His eyes opened. She looked sad and distant and he looked away. “I don’t think I can be saved from what I’ve done.”

“I can tell that’s what you think.” She said. “You’re giving me my ex-fiancé’s look. And I’ll tell you what I’ll tell him; you won’t know if you can be saved if you don't even make the effort to try."

“How can you say that? You’re calling off you’re marriage, you’re not forgiving him.” He moaned. 

“All apologies are selfish. You don’t do it for the person wronged, you do it for yourself. It’s like cutting a weighted rope. Yeah, you'll keep the scars but at least it won't be so heavy anymore.” She sighed.

“I'm supposed to be the pastor's son. The lord's servant.” He blew his hair and rubbed his scalp as if caught with lice. He couldn't stop scratching his hair 

“You know, this is coming from me, but don’t act so holy. It’s not like you’re guiltless." He said. "I mean, you cheated too."

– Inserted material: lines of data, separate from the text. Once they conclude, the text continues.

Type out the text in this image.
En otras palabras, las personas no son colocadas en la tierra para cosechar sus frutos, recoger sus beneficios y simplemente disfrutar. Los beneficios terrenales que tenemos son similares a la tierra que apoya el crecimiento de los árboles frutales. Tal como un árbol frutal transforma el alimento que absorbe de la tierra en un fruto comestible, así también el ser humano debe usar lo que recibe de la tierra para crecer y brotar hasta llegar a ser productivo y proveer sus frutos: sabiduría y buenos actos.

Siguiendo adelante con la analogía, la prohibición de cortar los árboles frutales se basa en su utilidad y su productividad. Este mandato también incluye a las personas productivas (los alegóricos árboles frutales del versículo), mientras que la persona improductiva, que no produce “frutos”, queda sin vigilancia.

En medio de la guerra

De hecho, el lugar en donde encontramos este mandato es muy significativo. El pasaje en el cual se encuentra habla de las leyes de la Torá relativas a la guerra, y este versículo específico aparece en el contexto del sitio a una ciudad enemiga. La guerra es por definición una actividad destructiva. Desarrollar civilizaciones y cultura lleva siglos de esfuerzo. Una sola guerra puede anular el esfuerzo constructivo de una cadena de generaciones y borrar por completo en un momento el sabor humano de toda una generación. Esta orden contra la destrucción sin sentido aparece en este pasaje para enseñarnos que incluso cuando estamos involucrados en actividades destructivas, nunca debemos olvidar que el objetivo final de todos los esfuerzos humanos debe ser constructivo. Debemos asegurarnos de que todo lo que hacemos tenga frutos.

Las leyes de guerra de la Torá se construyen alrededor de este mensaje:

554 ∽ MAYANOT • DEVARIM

“You’re right. I’ve got my problems to face too. And I’ll face them. But will you?”

"You're sounding like him again." He said. "But he's a lot meaner. Less caring."

He turned around. He put his hands in his pocket and went past the vases and pictures and other novelties, a bass fish that sang with a button press, a collection of postcards from all they’re favorite vacations, history on top of history she was willing to throw away, and it began to anger him. Like the strength of will in her was somehow stronger than in him, and he kicked the door open. And he kicked a garden gnome in half and watched its broken feet teeter from the sidewalk into the gutter. He kicked the dirt. She watched from the window, not mad as much as she was curious about what or whom he would kick next.

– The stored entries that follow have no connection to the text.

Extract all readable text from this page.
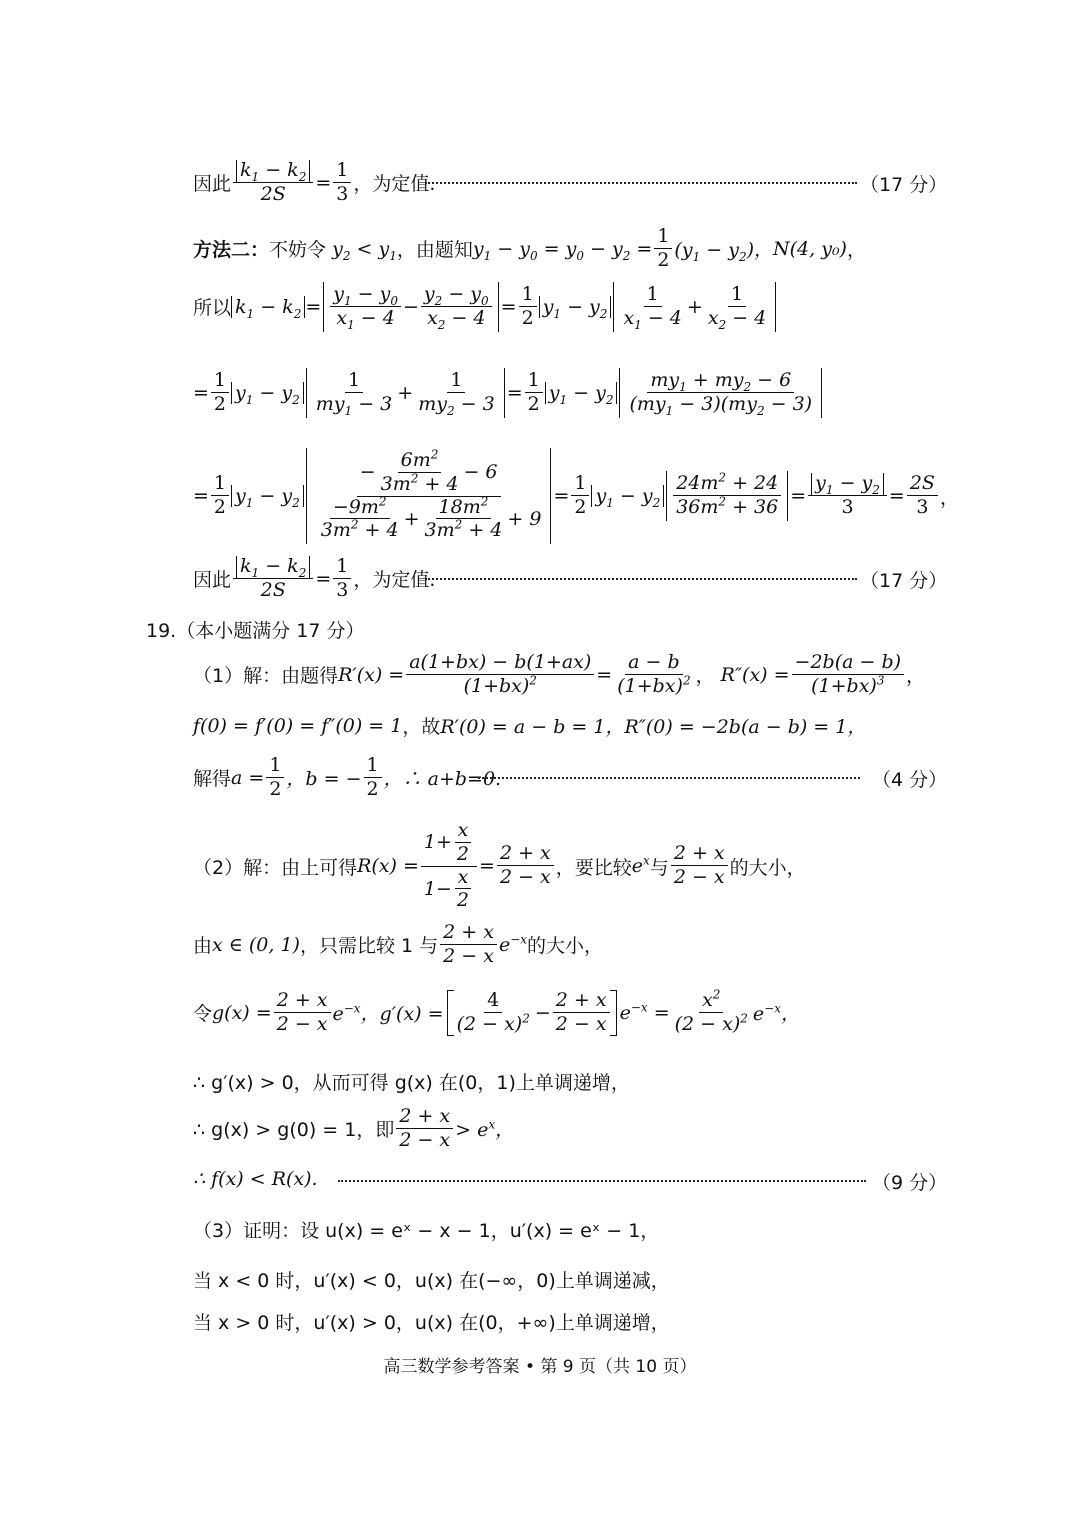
因此 $\frac{k_1 - k_2}{2S} = \frac{1}{3}$ ，为定值.	（17 分）
方法二： 不妨令 $y_2 < y_1$ ，由题知 $y_1 - y_0 = y_0 - y_2 = \frac{1}{2} (y_1 - y_2)$， N(4, y₀) ，
所以 $k_1 - k_2 = \frac{y_1 - y_0}{x_1 - 4} - \frac{y_2 - y_0}{x_2 - 4} = \frac{1}{2} y_1 - y_2 \frac{1}{x_1 - 4} + \frac{1}{x_2 - 4}$
= $\frac{1}{2} y_1 - y_2 \frac{1}{my_1 - 3} + \frac{1}{my_2 - 3} = \frac{1}{2} y_1 - y_2 \frac{my_1 + my_2 - 6}{(my_1 - 3)(my_2 - 3)}$
= $\frac{1}{2} y_1 - y_2 \frac{- \frac{6m^2}{3m^2 + 4} - 6}{\frac{-9m^2}{3m^2 + 4} + \frac{18m^2}{3m^2 + 4} + 9} = \frac{1}{2} y_1 - y_2 \frac{24m^2 + 24}{36m^2 + 36} = \frac{y_1 - y_2}{3} = \frac{2S}{3}$ ，
因此 $\frac{k_1 - k_2}{2S} = \frac{1}{3}$ ，为定值.	（17 分）
19.（本小题满分 17 分）
（1）解：由题得 $R'(x) = \frac{a(1+bx) - b(1+ax)}{(1+bx)^2} = \frac{a - b}{(1+bx)^2}$ ， $R''(x) = \frac{-2b(a - b)}{(1+bx)^3}$ ，
f(0) = f′(0) = f″(0) = 1 ，故 R′(0) = a − b = 1，R″(0) = −2b(a − b) = 1，
解得 $a = \frac{1}{2}$ ，b = − $\frac{1}{2}$ ，∴ a+b=0.	（4 分）
（2）解：由上可得 $R(x) = \frac{1+ \frac{x}{2}}{1- \frac{x}{2}} = \frac{2 + x}{2 - x}$ ，要比较 $e^x$ 与 $\frac{2 + x}{2 - x}$ 的大小，
由 x ∈ (0, 1) ，只需比较 1 与 $\frac{2 + x}{2 - x} e^{-x}$ 的大小，
令 $g(x) = \frac{2 + x}{2 - x} e^{-x}$，$g'(x) = \frac{4}{(2 - x)^2} - \frac{2 + x}{2 - x} e^{-x} = \frac{x^2}{(2 - x)^2} e^{-x}$，
∴ g′(x) > 0，从而可得 g(x) 在(0，1)上单调递增，
∴ g(x) > g(0) = 1，即 $\frac{2 + x}{2 - x} > e^x$，
∴ f(x) < R(x).	（9 分）
（3）证明：设 u(x) = eˣ − x − 1，u′(x) = eˣ − 1，
当 x < 0 时，u′(x) < 0，u(x) 在(−∞，0)上单调递减，
当 x > 0 时，u′(x) > 0，u(x) 在(0，+∞)上单调递增，
高三数学参考答案 • 第 9 页（共 10 页）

So he went out, into the streets from the white painted fences and into the broken roads, from the orange u-haul trucks of the rich as if wandering life buoys, to the miserable with clutch children behind barred windows, drowning, but too scared to try to swim. He looked to the sky, the sky was just setting. He kicked the floor and wondered where Apollo was, or with whom.